For victims of the schemes, there are few ways to recover assets. "If a bank's security fails, it's not that bad for the bank," said Ethan Heilman, a cybersecurity expert and co-founder of cloud service BastionZero. "But if you're a crypto exchange and someone empties all your crypto, that's really bad for you." Banks have measures to protect their customers that the blockchain lacks. If your credit card is stolen, insurance policies ensure that your money will usually be returned to you. However, on the blockchain, transactions are irreversible: there is no undo button.
That means there is a tremendous security burden on individual users to keep their assets safe. โEnd users may not necessarily be aware of the security risks they are incurring,โ Christin said. "Frankly, even people in the field don't have time to necessarily go and review the source code of a smart contract."

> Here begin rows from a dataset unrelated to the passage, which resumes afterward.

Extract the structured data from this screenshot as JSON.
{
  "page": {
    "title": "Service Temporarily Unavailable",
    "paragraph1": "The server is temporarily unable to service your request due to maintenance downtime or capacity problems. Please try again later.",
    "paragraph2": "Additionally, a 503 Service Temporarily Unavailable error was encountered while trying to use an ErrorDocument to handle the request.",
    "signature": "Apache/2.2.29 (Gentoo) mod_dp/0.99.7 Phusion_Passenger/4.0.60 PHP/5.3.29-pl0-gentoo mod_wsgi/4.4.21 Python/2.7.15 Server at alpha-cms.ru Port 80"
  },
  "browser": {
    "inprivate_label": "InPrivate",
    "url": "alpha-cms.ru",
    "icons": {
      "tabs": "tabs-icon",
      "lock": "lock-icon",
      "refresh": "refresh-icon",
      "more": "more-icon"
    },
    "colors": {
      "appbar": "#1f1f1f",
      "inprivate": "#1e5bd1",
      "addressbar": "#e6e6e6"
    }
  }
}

If you entrust your keys to the wrong second-layer broker, you may be the victim of a robbery. Collectively, most are not used to this responsibility.
Crypto businesses are starting to take security more seriously, Heilman said, but a world without hacks is unrealistic, he added. "You never get safer, you just get safer," he said. โSo, given the ease of monetizing a vulnerability in one of these systems, I think we're likely to continue to see things get hacked, and the question won't be, 'Is there a new attack this month?' It will be: 'how frequent are the hacks this month?'โ
"There are important things that the industry needs to get through to really grow and scale," Grauer said, "because you can't have a healthy growing industry if everyone is afraid of being hacked."